Gray worked with Zébulon Perron of Atelier Moderno on the buildout—a funny collaboration, given the scale. "He was like, 'What do you even want me to do here?'" Gray laughs. "But with a space that small, you want to make sure you're maximizing and not compromising."

Griffintown delivers

The spot is a block off Peel, a block north of the ÉTS campus, a block south of the Lachine Canal. Vertical living, engineers, office workers, volleyball courts, cyclists. "It's really a cool spot. We were pinching ourselves that it was available—and that it's also beautiful. A really nice old corner in an old building with lots of windows and lots of light."

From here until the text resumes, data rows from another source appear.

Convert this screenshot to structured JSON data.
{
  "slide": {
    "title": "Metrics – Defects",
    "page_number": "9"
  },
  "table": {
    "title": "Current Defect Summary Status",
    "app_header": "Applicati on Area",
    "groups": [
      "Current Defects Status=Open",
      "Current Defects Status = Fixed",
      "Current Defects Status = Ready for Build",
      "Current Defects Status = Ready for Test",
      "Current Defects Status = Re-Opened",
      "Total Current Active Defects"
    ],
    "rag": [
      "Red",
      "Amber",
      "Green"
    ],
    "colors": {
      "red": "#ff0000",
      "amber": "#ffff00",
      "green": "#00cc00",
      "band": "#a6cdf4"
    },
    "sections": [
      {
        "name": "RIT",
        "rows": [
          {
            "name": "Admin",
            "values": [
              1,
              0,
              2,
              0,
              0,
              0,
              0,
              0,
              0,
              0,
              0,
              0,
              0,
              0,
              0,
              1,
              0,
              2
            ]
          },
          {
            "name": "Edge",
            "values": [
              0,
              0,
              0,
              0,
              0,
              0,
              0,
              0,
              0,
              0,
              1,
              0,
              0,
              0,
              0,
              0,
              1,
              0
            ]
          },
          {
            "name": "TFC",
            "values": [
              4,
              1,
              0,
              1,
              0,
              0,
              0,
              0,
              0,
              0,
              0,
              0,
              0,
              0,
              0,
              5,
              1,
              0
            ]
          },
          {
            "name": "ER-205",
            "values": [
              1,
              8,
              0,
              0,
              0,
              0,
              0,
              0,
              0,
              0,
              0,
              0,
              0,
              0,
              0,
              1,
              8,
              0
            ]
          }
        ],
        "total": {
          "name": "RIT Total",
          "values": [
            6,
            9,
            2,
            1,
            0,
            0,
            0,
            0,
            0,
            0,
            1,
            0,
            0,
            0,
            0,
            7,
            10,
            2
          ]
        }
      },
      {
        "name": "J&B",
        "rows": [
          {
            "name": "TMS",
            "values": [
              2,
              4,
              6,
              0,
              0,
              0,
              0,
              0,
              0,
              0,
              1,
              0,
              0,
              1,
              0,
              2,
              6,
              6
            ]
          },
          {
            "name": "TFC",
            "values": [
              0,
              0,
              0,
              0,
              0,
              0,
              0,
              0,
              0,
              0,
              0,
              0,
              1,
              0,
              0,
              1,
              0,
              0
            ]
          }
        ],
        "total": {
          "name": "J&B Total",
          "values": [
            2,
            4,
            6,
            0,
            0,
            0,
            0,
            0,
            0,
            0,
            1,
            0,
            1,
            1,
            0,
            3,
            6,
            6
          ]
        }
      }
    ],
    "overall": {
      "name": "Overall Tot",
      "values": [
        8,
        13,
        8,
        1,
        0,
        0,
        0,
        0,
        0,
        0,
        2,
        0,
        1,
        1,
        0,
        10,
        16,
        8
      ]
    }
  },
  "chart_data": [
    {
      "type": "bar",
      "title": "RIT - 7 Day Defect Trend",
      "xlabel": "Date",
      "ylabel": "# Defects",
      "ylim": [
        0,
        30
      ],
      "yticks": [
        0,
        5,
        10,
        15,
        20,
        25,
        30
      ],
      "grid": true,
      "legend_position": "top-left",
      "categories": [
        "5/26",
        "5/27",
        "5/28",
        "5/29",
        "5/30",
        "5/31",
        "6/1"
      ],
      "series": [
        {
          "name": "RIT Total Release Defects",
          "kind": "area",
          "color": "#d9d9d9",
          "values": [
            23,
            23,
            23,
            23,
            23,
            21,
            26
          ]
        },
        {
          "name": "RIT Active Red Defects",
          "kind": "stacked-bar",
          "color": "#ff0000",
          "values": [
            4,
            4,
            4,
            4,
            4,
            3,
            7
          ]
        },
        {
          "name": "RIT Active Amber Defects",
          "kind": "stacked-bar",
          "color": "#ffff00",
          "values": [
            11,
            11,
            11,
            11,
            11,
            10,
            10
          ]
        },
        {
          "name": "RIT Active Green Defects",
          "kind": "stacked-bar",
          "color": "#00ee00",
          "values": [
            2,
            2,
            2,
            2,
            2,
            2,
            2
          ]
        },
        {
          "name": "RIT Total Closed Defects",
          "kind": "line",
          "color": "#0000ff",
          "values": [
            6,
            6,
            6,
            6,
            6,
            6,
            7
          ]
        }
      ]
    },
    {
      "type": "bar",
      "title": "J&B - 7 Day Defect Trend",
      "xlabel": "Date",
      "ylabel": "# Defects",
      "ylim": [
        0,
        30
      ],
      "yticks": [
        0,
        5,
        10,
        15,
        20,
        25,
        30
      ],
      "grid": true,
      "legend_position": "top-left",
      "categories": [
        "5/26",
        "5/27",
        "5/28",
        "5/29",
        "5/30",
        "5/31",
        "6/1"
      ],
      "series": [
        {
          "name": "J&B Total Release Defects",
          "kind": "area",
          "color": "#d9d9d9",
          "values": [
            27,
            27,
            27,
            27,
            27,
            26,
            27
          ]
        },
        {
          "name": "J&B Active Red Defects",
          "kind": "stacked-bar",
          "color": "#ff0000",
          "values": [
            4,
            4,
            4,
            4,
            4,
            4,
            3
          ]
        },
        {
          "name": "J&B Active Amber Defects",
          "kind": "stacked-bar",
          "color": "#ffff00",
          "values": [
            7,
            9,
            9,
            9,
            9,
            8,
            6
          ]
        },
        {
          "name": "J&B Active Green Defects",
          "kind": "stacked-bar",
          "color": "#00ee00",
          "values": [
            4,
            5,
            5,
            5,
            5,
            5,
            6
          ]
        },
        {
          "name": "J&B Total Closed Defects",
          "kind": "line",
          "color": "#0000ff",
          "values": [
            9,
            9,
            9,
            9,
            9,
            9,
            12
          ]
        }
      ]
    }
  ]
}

At 500 square feet, it's the smallest thing Gray's ever opened, and the first that isn't a sit-down restaurant. "We've never opened anything that wasn't like a full-service spot. This is going to be more of a good-food-quickly kind of thing."

Here, that festival pizza recipe that's been quietly perfected over four summers—a two-day sourdough made with local organic flour, freshly milled by La Milanaise—gets topped with quality. The "Dany" from Elena makes an appearance (mozzarella di bufala, spinach, sesame, spicy honey), alongside a classic New York pepperoni, a mushroom pie, and a Rossa. There's a kale Caesar. A not-quite-a-hoagie Italian sandwich with three meats, red wine vinegar, olive oil, and oregano. And soft-serve gelato.

Gray's wine program comes too, scaled down but no less thoughtful. Natural wines from small producers, a bit more Quebec on the list this time—"I think the wines have never been better, and as far as price point for a pizzeria, it's probably the best value proposition on the market right now," Ryan adds.

Beer, sparkling drinks, counter service. A couple of booths if you want to linger. A long counter if you'd rather stand and eat your slice right then and there.

The result is a corner pizzeria that feels like it's always been there, in a neighbourhood that's finally ready for it. Griffintown's last century-old building, holding its ground in a sea of glass towers. "It'd be gorgeous anywhere in the city," Gray says. "But the fact that it's there—it's like a little beacon."

Pizzeria Elena officially opened Wednesday, October 8th following a friends-and-family night and free pizza day to stress-test the operation. Hours are noon to 8 p.m., Wednesday through Sunday, to start.

Pizzeria Elena opens October 8 with counter service, natural wine, soft-serve gelato, and the slices that fed the festival circuit—now available to the rest of us.